Come abbiamo già detto riguardo la Siberia, gli incendi spesso fanno parte dei cicli dell’ecosistema, che però necessita di finestre temporali più lunghe e condizioni favorevoli per rigenerarsi. Con l’aumento di frequenza degli incendi questo tempo sta già venendo meno. Al momento attuale, è veramente difficile prevedere quando questo drammatico fenomeno possa arrestarsi. Quel che sappiamo è che, dopo un incendio, boschi e foreste rimangono luoghi silenziosi. Gli animali hanno perso i loro soliti ripari, distrutti dalle fiamme o sommersi dalle ceneri. Gli ecosistemi sarebbero teoricamente abituati e capaci di resistere al passaggio degli incendi, ma in questo caso la loro forza è stata troppo distruttiva e la loro avanzata troppo rapida, arrivando a toccare anche gli ambienti meno preparati. Gli incendi hanno alterato le condizioni di vita di interi ecosistemi e gli scenari possibili, ancora tutti ipotetici, variano in gravità e portata. Ciò che è certo è che serviranno decenni perché la Natura riesca a fare il suo corso e ricostruisca ciò che è andato perso. Come abbiamo detto in precedenza, l’estate è solo all’inizio e l’ondata di caldo potrebbe aumentare.
Dal canto nostro, pur vivendo dall’altra parte del mondo, sono tante le cose che possiamo fare a distanza. Prima tra tutte seguire l’esempio di molte star Hollywoodiane che dai palchi dei Golden Globe e sui social media ci invitano a donare, come ad esempio attraverso la campagna di donazione di Celeste Barber, nota attrice australiana, a quella del WWF Australia (sul loro sito internet) e della Croce Rossa australiana. A noi non costa molto, ma messi tutti insieme possiamo fare tanto.

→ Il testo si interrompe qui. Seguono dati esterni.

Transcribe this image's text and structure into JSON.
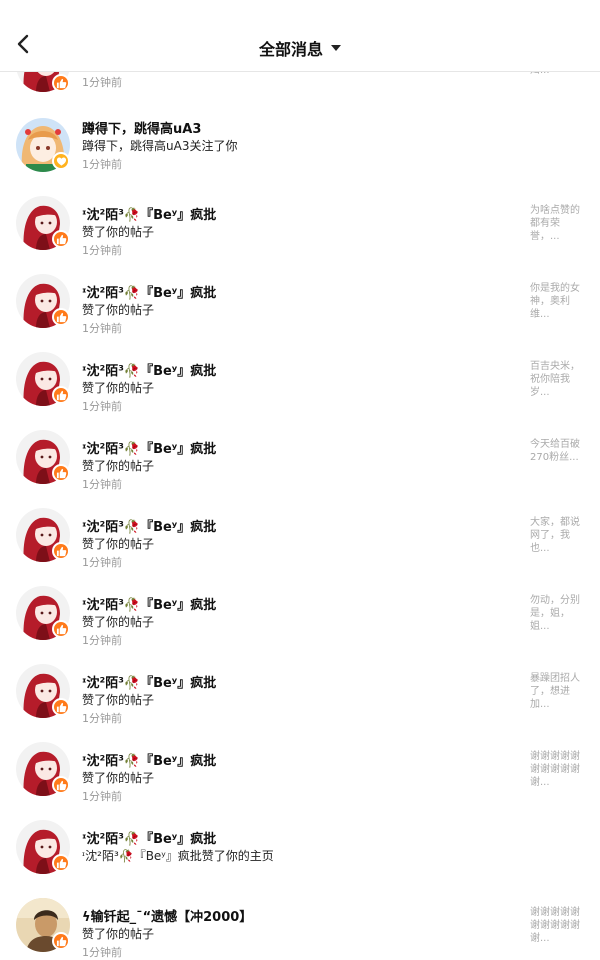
{
  "header": {
    "title": "全部消息"
  },
  "colors": {
    "badge_orange": "#ff7a1a",
    "time_gray": "#999999",
    "preview_gray": "#aaaaaa"
  },
  "icons": {
    "back": "chevron-left-icon",
    "dropdown": "caret-down-icon",
    "like_badge": "thumbs-up-icon",
    "follow_badge": "heart-icon"
  },
  "messages": [
    {
      "name": "",
      "action": "",
      "time": "1分钟前",
      "preview": "妇...",
      "badge": "thumbs-up"
    },
    {
      "name": "蹲得下，跳得高uA3",
      "action": "蹲得下，跳得高uA3关注了你",
      "time": "1分钟前",
      "preview": "",
      "badge": "heart"
    },
    {
      "name": "ᶦ沈²陌³🥀『Beʸ』疯批",
      "action": "赞了你的帖子",
      "time": "1分钟前",
      "preview": "为啥点赞的都有荣誉，...",
      "badge": "thumbs-up"
    },
    {
      "name": "ᶦ沈²陌³🥀『Beʸ』疯批",
      "action": "赞了你的帖子",
      "time": "1分钟前",
      "preview": "你是我的女神，奥利维...",
      "badge": "thumbs-up"
    },
    {
      "name": "ᶦ沈²陌³🥀『Beʸ』疯批",
      "action": "赞了你的帖子",
      "time": "1分钟前",
      "preview": "百吉央米，祝你陪我岁...",
      "badge": "thumbs-up"
    },
    {
      "name": "ᶦ沈²陌³🥀『Beʸ』疯批",
      "action": "赞了你的帖子",
      "time": "1分钟前",
      "preview": "今天给百破270粉丝...",
      "badge": "thumbs-up"
    },
    {
      "name": "ᶦ沈²陌³🥀『Beʸ』疯批",
      "action": "赞了你的帖子",
      "time": "1分钟前",
      "preview": "大家，都说网了，我也...",
      "badge": "thumbs-up"
    },
    {
      "name": "ᶦ沈²陌³🥀『Beʸ』疯批",
      "action": "赞了你的帖子",
      "time": "1分钟前",
      "preview": "勿动，分别是，姐，姐...",
      "badge": "thumbs-up"
    },
    {
      "name": "ᶦ沈²陌³🥀『Beʸ』疯批",
      "action": "赞了你的帖子",
      "time": "1分钟前",
      "preview": "暴躁团招人了，想进加...",
      "badge": "thumbs-up"
    },
    {
      "name": "ᶦ沈²陌³🥀『Beʸ』疯批",
      "action": "赞了你的帖子",
      "time": "1分钟前",
      "preview": "谢谢谢谢谢谢谢谢谢谢谢...",
      "badge": "thumbs-up"
    },
    {
      "name": "ᶦ沈²陌³🥀『Beʸ』疯批",
      "action": "ᶦ沈²陌³🥀『Beʸ』疯批赞了你的主页",
      "time": "",
      "preview": "",
      "badge": "thumbs-up"
    },
    {
      "name": "ϟ输钎起_ˉ“遗憾【冲2000】",
      "action": "赞了你的帖子",
      "time": "1分钟前",
      "preview": "谢谢谢谢谢谢谢谢谢谢谢...",
      "badge": "thumbs-up"
    }
  ]
}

Oltre all’adesione a queste campagne possiamo impegnarci in prima persona riducendo le nostre emissioni inquinanti personali tramite un cambiamento radicale nel nostro comportamento. Stimiamo la nostra impronta ecologica (ve ne avevamo già parlato) e cerchiamo di capire quali sono i settori della nostra vita quotidiana su cui possiamo lavorare per ridurla. Per darvi un rapido esempio: nel mio caso sono i trasporti, e da qualche mese a questa parte sto cercando di ridurre al minimo l’utilizzo dell’automobile e dell’aereo tranne in casi strettamente necessari. Infine, teniamo sempre in grandissima considerazione le norme di comportamento da rispettare quando ci troviamo in boschi, foreste o pinete, fornite con precisione da Corpi Forestali e Istituzioni: non accendiamo fuochi se non nelle aree consentite, non gettiamo a terra mozziconi di sigaretta anche se li crediamo spenti e contattiamo i numeri d’emergenza (il numero nazionale è il 1515) qualora pensiamo di trovarci di fronte a fumo o fiamme sospetti: col nostro intervento potremmo prevenire tragedie dalla portata drammatica.
Questa volta è toccato ai koala e al popolo australiano, ma domani potrebbe toccare a qualcun altro. Sta anche a noi evitare di essere i prossimi.